On the second day, I was selected to present in the workshop on Music and Human Rights on the theme of “Belonging”. The facilitators were Executive Director of Musicians for Human Rights, Julian Fifer, and former UN Special Rapporteur on Torture, Manfred Nowak. Fair play to NUIG for assembling such an awesome team! My presentation addressed the power of song in the process of fostering a shared identity and community-building. Of course, songs can divide as well as unite – and this was one of the first questions that came back at me once I’d finished the presentation. I’ll be completing a document on my presentation, so I will post it on this blog in coming weeks.

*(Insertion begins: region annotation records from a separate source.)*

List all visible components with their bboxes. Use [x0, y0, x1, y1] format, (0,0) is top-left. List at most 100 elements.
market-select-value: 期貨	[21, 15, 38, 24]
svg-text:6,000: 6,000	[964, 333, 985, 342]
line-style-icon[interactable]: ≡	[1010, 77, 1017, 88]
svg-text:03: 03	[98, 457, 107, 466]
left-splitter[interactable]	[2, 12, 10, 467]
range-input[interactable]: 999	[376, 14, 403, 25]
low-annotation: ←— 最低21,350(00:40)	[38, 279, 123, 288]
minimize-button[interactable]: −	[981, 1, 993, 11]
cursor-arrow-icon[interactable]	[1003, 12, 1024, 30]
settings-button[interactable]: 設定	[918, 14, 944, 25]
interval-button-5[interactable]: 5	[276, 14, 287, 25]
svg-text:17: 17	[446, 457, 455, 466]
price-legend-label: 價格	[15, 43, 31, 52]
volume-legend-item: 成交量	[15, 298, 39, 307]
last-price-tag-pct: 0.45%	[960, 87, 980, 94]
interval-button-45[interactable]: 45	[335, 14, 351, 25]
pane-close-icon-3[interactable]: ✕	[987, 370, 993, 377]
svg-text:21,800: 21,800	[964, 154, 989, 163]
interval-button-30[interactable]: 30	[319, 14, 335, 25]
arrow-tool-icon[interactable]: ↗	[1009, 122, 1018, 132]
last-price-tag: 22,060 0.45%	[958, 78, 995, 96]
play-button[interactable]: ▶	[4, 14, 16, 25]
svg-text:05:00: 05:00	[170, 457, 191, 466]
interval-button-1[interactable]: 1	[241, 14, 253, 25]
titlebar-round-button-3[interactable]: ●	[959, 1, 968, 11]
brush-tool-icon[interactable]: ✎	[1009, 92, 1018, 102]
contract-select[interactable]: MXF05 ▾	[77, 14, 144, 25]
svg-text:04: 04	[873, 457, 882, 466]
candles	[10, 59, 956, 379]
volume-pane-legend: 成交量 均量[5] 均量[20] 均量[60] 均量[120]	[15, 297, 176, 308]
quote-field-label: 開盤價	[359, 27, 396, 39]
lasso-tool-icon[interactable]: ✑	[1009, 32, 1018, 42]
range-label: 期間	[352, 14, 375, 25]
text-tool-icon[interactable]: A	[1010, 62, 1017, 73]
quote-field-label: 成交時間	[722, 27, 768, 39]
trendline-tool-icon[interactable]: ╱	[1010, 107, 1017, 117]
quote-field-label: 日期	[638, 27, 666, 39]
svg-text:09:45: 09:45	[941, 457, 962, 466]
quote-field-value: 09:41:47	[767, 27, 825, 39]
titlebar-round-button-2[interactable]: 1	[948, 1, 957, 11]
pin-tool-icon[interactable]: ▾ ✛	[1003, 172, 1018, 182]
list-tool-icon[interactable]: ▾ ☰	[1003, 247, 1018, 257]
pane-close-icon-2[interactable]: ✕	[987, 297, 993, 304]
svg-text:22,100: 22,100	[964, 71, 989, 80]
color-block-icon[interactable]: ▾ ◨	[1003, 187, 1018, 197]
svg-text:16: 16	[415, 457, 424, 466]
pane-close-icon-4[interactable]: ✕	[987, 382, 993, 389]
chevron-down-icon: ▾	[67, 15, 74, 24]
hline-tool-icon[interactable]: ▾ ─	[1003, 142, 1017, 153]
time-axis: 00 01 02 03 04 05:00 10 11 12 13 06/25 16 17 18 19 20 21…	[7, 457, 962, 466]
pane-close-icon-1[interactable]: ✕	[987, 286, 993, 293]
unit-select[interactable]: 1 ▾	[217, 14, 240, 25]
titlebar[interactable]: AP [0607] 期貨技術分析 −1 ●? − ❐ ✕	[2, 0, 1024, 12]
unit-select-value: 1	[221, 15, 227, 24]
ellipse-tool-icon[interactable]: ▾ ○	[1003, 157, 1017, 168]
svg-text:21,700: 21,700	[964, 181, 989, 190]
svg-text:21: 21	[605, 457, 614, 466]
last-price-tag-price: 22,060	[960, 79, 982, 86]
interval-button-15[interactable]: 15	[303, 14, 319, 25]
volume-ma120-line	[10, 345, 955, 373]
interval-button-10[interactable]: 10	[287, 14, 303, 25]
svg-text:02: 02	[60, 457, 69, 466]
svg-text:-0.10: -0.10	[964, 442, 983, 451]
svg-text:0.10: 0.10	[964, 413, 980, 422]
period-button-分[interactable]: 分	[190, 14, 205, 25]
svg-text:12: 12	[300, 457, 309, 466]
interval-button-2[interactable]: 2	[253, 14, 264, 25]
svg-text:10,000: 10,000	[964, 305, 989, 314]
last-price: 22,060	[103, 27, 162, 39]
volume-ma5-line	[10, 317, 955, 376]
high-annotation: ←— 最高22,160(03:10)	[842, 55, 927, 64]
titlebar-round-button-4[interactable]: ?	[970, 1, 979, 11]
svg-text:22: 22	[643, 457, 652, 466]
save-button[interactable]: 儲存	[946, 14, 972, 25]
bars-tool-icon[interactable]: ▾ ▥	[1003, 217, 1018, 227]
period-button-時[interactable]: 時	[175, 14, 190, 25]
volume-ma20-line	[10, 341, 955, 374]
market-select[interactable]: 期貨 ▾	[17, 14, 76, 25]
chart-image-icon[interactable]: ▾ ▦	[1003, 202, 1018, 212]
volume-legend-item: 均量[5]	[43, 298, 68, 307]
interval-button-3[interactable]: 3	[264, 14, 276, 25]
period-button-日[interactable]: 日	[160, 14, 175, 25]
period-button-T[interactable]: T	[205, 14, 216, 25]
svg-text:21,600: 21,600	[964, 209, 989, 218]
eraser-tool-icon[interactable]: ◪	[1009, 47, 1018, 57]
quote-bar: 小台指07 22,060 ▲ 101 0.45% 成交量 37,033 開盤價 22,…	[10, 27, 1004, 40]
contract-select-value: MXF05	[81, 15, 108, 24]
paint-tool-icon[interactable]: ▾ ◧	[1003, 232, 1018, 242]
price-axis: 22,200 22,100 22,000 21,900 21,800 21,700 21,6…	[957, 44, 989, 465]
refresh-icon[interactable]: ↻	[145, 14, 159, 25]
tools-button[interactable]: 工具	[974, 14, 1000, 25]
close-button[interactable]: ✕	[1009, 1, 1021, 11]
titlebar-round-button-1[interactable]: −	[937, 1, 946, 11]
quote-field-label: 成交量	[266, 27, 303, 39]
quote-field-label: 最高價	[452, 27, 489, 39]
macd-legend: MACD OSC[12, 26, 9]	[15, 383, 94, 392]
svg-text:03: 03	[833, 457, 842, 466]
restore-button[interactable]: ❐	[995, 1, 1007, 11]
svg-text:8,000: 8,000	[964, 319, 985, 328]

Indeed, an emerging theme of the Summer School on “Belonging” was how readily the debate turned to Exclusion. With any in-group, there is an out-group (‘the Other’). Art plays a role in bringing people together, but it can also pit communities against each other – especially in examples such as nationalistic imagery, songs in a particular language, or openly sectarian music such as that broadcast in Rwanda in 1994. For instance, singing in the Irish language arguably excludes those who do not understand the lyrics. An interesting topic of discussion might be to consider art that does not exclude, but rather includes everyone in a society. Please contribute in the comments below if you’ve any immediate thoughts!
On the third day of the Summer School – 11 July 2015 – the Summer School marked the 20th anniversary of the Srebrenica massacre. Between 11-13 July 1995, Bosnian-Serb forces entered what was thought to be a UN-protected “safe area” in Srebrenica. Within a matter of days, 8000 Muslim Bosniaks had been murdered in what is considered to be the worst military atrocity since the Second World War. After a lecture given by Manfred Novak on the significance of music during the war in Bosnia-Herzegovina, Professor Michael O’Flaherty of the Irish Centre of Human invited me to perform a song in memory of the victims of Srebrenica. Despite the short notice, I decided to sing an 18th century Irish song about a man thinking back to his lost lover from a distant war: Coinleach Ghláis an Fhomhair.
The Summer School encouraged me to continue with my project through The Ideas Collective. There are so many merits to the methodology of using songs to give people a platform to use their voice. There are many pitfalls too, it seems – and people can be very quick to point these out. It’s difficult to know what to do. At a very simple level, I believe the act of singing can bring something out of a person that they may not have believed they were capable of. The main thrust of my project, however, is the chance to bring together an audience and to allow someone to tell her/his story to people who may not otherwise have listened before.